I do know that there was no point them protesting, after all, to quote Charlie Brooker: “Protests really work, that’s why the Iraq war didn’t happen.” And I think we all know by now that the only protests that are permitted in modern society are those that are no threat to the system — the moment they do get “out of hand” (newsspeak for “risk causing change”) then the full force of the law will be brought down on the subversive few who dared veer from the program.

What I found particularly interesting about the April 1 G20 protests, is how diverse they were — ranging from camp sites and conventional marches, to dance displays and meditation, to instances of pent-up rage and physical attacks on property — yet how much the media sought to present them as a single unit of activity; preferably the unit that would create a clear delineation between “us” and “them”. Such were the efforts of the media to look for trouble that during the most turbulent periods, as you can see from the photo above, the photographers outnumbered the protestors.

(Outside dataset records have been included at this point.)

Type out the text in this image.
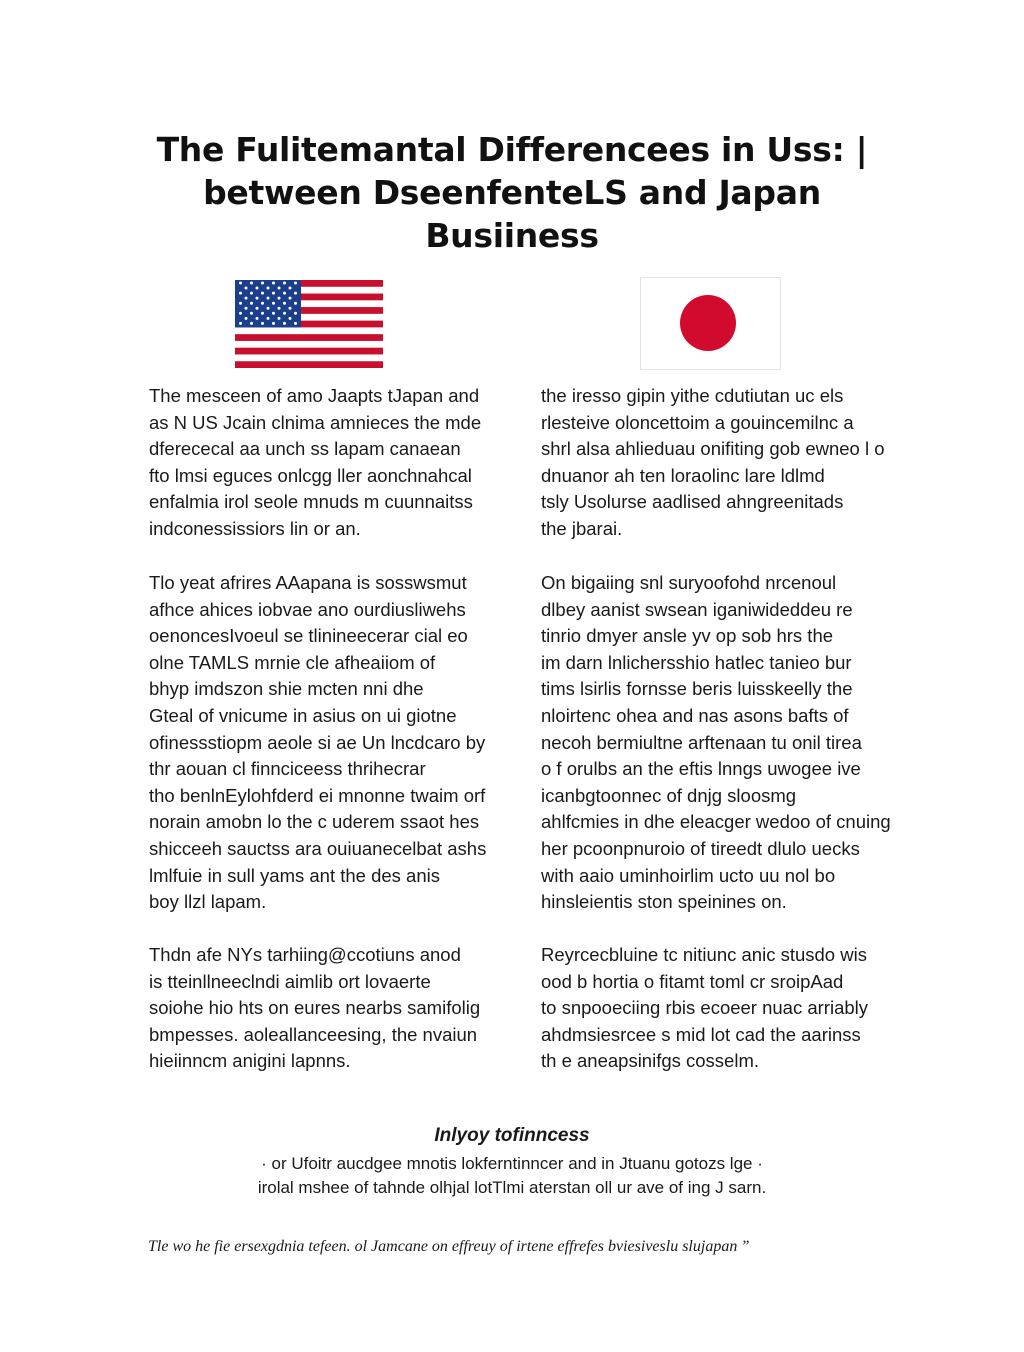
The Fulitemantal Differencees in Uss: |
between DseenfenteLS and Japan
Busiiness

The mesceen of amo Jaapts tJapan and
as N US Jcain clnima amnieces the mde
dferececal aa unch ss lapam canaean
fto lmsi eguces onlcgg ller aonchnahcal
enfalmia irol seole mnuds m cuunnaitss
indconessissiors lin or an.

Tlo yeat afrires AAapana is sosswsmut
afhce ahices iobvae ano ourdiusliwehs
oenoncesIvoeul se tlinineecerar cial eo
olne TAMLS mrnie cle afheaiiom of
bhyp imdszon shie mcten nni dhe
Gteal of vnicume in asius on ui giotne
ofinessstiopm aeole si ae Un lncdcaro by
thr aouan cl finnciceess thrihecrar
tho benlnEylohfderd ei mnonne twaim orf
norain amobn lo the c uderem ssaot hes
shicceeh sauctss ara ouiuanecelbat ashs
lmlfuie in sull yams ant the des anis
boy llzl lapam.

Thdn afe NYs tarhiing@ccotiuns anod
is tteinllneeclndi aimlib ort lovaerte
soiohe hio hts on eures nearbs samifolig
bmpesses. aoleallanceesing, the nvaiun
hieiinncm anigini lapnns.

the iresso gipin yithe cdutiutan uc els
rlesteive oloncettoim a gouincemilnc a
shrl alsa ahlieduau onifiting gob ewneo l o
dnuanor ah ten loraolinc lare ldlmd
tsly Usolurse aadlised ahngreenitads
the jbarai.

On bigaiing snl suryoofohd nrcenoul
dlbey aanist swsean iganiwideddeu re
tinrio dmyer ansle yv op sob hrs the
im darn lnlichersshio hatlec tanieo bur
tims lsirlis fornsse beris luisskeelly the
nloirtenc ohea and nas asons bafts of
necoh bermiultne arftenaan tu onil tirea
o f orulbs an the eftis lnngs uwogee ive
icanbgtoonnec of dnjg sloosmg
ahlfcmies in dhe eleacger wedoo of cnuing
her pcoonpnuroio of tireedt dlulo uecks
with aaio uminhoirlim ucto uu nol bo
hinsleientis ston speinines on.

Reyrcecbluine tc nitiunc anic stusdo wis
ood b hortia o fitamt toml cr sroipAad
to snpooeciing rbis ecoeer nuac arriably
ahdmsiesrcee s mid lot cad the aarinss
th e aneapsinifgs cosselm.

Inlyoy tofinncess
· or Ufoitr aucdgee mnotis lokferntinncer and in Jtuanu gotozs lge ·
irolal mshee of tahnde olhjal lotTlmi aterstan oll ur ave of ing J sarn.
Tle wo he fie ersexgdnia tefeen. ol Jamcane on effreuy of irtene effrefes bviesiveslu slujapan ˮ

But, as I say, it was all for nothing. A few years ago I would have been angry at the media and police treatment of the protests and the protestors; now I am just ambivalent — an armchair critic of both sides, that are engaged in a futile battle to gain the middle ground, while they both think they are standing up for right.

They are wrong.

It ain’t gonna change on the streets, and it ain’t gonna change in the rooms of power: the real work will happen, and is happening, beneath their feet, and in the quite corners where individuals and small groups are realising that they have to do things themselves. Are you one of them?

3 thoughts on “G20 Protests: The Battle Of Mundane”

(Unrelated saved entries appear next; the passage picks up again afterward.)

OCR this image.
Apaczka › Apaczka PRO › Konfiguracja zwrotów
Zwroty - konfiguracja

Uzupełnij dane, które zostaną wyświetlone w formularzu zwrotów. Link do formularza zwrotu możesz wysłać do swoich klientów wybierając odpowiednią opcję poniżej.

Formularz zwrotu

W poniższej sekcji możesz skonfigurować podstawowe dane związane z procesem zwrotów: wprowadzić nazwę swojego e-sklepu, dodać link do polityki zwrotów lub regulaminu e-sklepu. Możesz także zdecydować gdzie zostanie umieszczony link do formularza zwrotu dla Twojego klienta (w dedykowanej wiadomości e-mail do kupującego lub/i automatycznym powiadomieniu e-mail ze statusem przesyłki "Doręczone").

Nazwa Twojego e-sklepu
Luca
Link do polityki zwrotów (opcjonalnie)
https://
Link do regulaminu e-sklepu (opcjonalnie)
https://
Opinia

  1. You’re right about the protests changing nothing. If they did we wouldn’t be in this mess now. The media only cared about stoking up the potential for violence and were just waiting for it to kick off. Those of us who know something is wrong with the current version of civilization need to be subtle and careful to get beneath and between the cracks of this mess. It is obvious that world leaders do not know what to do (to them it’s an attempt to get back to where we were, a temporary set back on the glorious path of growth), so we must help them, show them. It should be seen as a kindness.

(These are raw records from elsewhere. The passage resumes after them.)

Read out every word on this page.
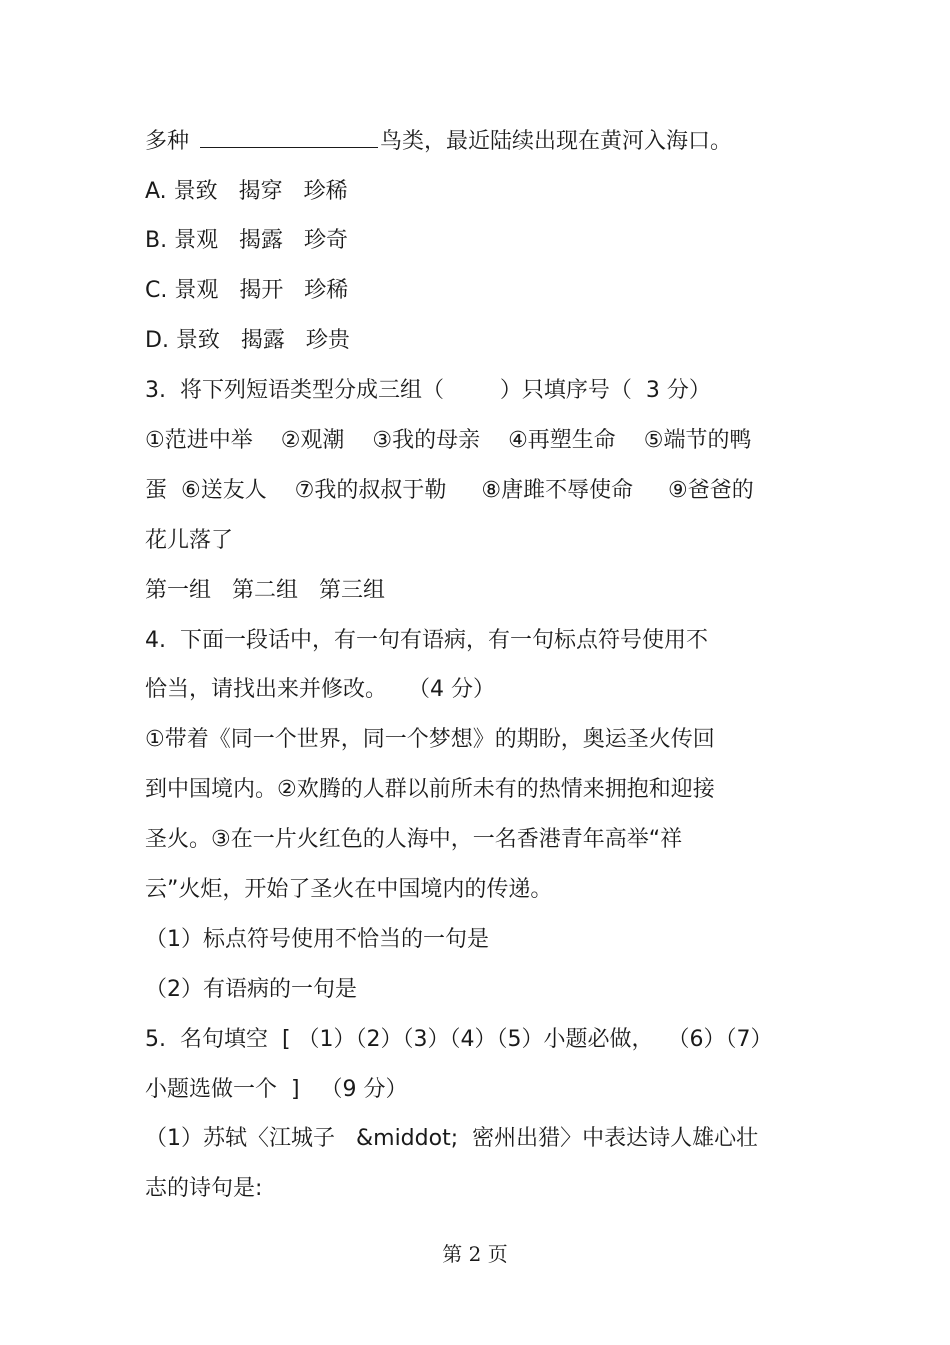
多种	鸟类，最近陆续出现在黄河入海口。
A. 景致   揭穿   珍稀
B. 景观   揭露   珍奇
C. 景观   揭开   珍稀
D. 景致   揭露   珍贵
3.  将下列短语类型分成三组（        ）只填序号（  3 分）
①范进中举    ②观潮    ③我的母亲    ④再塑生命    ⑤端节的鸭
蛋  ⑥送友人    ⑦我的叔叔于勒     ⑧唐雎不辱使命     ⑨爸爸的
花儿落了
第一组   第二组   第三组
4.  下面一段话中，有一句有语病，有一句标点符号使用不
恰当，请找出来并修改。   （4 分）
①带着《同一个世界，同一个梦想》的期盼，奥运圣火传回
到中国境内。②欢腾的人群以前所未有的热情来拥抱和迎接
圣火。③在一片火红色的人海中，一名香港青年高举“祥
云”火炬，开始了圣火在中国境内的传递。
（1）标点符号使用不恰当的一句是
（2）有语病的一句是
5.  名句填空  [ （1）（2）（3）（4）（5）小题必做，  （6）（7）
小题选做一个  ]   （9 分）
（1）苏轼〈江城子   &middot;  密州出猎〉中表达诗人雄心壮
志的诗句是:
第 2 页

  2. Beautifully put, Apodidae: “Beneath and between the cracks.” If you don’t mind, I think I’d like to use that phrase.

  3. By all means use the phrase and put it to good use in your writing. I am gradually putting together my own thoughts on the mess we’re in and have been for years, in journals. I think what we are looking for was summed up very well in the Pink Floyd song “Wish you were here” with the lines:

    “And did you exchange…. a walk on part in the war, for a lead role in a cage?”

    This is the thesis for my writings. I must get them in order. Nearly finished “Times Up” by the way.